From this point forward, absolutely NOTHING will go right. They get a leak in the hull somewhere and have to patch it. Past Guilt Man gets the bright idea of using their sponsor's product (Dr. Pepper) to find the hole. It works, but still OTHER things go wrong. Now they're all in space (with their suits on, unfortunately) and have to jump to this satellite thingy. Tim Robbins misses (of course), and his wife uses her grappling hook to try to get him. Since this is a movie, the grappling hook is a micrometer too short, and then we have some *drama*. Eventually, after some tension-lacking moments, Tim Robbins decides that this movie sucks, takes his halmet off, and he turns into an ice cube, REALLY fast I might add. My dad and I cheer, give each other high fives, and slap our foreheads.

Now they get down to the planet's surface by way of a Plot Improbability. I don't remember what it was. When the remaining main characters get to the surface, the happen to land pretty much exactly where Tim Meadows' Mars car is. Pretty lucky, huh? They find an insane Tim Meadows, he tries to kill Gary Sinise, doesn't succeed, my dad and I think to ourselves "better luck next time," and suddenly Tim Meadows is sane again. *Slap*!

Mr. Meadows lets them know that his friends were idiots and were sucked up by a giant sand beast, and they all look sad and pouty. Well, more than they already did. They think that this sand snake is the guard to a door or something. Since they happen to be right next to that face on Mars, it all makes sense now! Sorta. Ok, not at all, but go with me here. Then Past Guilt Man remembers the M&Ms and thinks that this might be relevant somehow. *Slap*! He punches in a human DNA strand code into the computer or something, I don't know -- I was kinda knocking myself silly from all the forehead slapping. And then this big door opens on the side of the face. Then they all decide to go in.

Disclaimer: if you smash your head against something hard after reading the intense stupidity I am about to describe, don't sue me.

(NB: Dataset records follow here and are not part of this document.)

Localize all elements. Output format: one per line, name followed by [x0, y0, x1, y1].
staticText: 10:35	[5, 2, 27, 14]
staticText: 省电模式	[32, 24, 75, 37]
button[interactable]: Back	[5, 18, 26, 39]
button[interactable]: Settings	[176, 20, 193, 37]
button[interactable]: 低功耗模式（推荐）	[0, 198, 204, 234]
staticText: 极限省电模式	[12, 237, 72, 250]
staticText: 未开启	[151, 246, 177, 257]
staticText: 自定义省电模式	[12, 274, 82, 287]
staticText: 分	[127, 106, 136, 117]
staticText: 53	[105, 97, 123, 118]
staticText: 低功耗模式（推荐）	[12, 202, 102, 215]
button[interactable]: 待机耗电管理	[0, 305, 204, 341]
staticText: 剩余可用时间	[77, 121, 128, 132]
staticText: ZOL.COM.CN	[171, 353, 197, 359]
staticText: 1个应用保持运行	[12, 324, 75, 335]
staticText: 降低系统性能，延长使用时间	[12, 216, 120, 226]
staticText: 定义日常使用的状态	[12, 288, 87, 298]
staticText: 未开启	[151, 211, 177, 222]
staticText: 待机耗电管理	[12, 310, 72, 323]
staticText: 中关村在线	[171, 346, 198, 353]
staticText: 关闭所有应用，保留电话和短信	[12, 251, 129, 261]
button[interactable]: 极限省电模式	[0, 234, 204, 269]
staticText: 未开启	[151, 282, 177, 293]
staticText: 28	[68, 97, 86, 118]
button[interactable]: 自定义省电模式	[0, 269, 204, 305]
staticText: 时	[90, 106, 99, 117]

They enter a really nice all-white room with plenty of nice fresh oxygen. At this point a forehead slap would have only knocked me out, and I kinda wanted to see the rest of it. So they decide to take their helmets off. Then this big door opens, and it looks an awful lot like that black obelisk in "2001: A Space Odyssey" is rising out of the floor. They (gasp) enter the room. It looks like a big planetarium. Then this rather creepy and skinny red alien comes out to greet them. Apparently he's been living there for millions of years waiting for everything to evolve into humans so he could be found by astronauts and could reveal the mystery of how life formed on this planet. It turns out that God had nothing to do with forming life at all. Instead, we were evolved from alien DNA. Massive *Slap*! Aliens "seed" all the livable planets. One of them decided to stay on Mars and monitor us from a giant sand face and destroy all those who didn't punch in the right code. Then we have a "sad" scene in which Gary Sinise wants to stay with the aliens, because he (sob) has no wife or friends. (My Dad and I said, "good riddance.") So the other three make it back to earth, and Tim Meadows can read to his kid. This movie insulted me on so many levels, it was nauseating. I'd rent it again in a heartbeat.

Rating: three turkeys if you see it on network TV without the Russian Guy getting spun apart. A full blown five turkeys if you see it on a rented tape.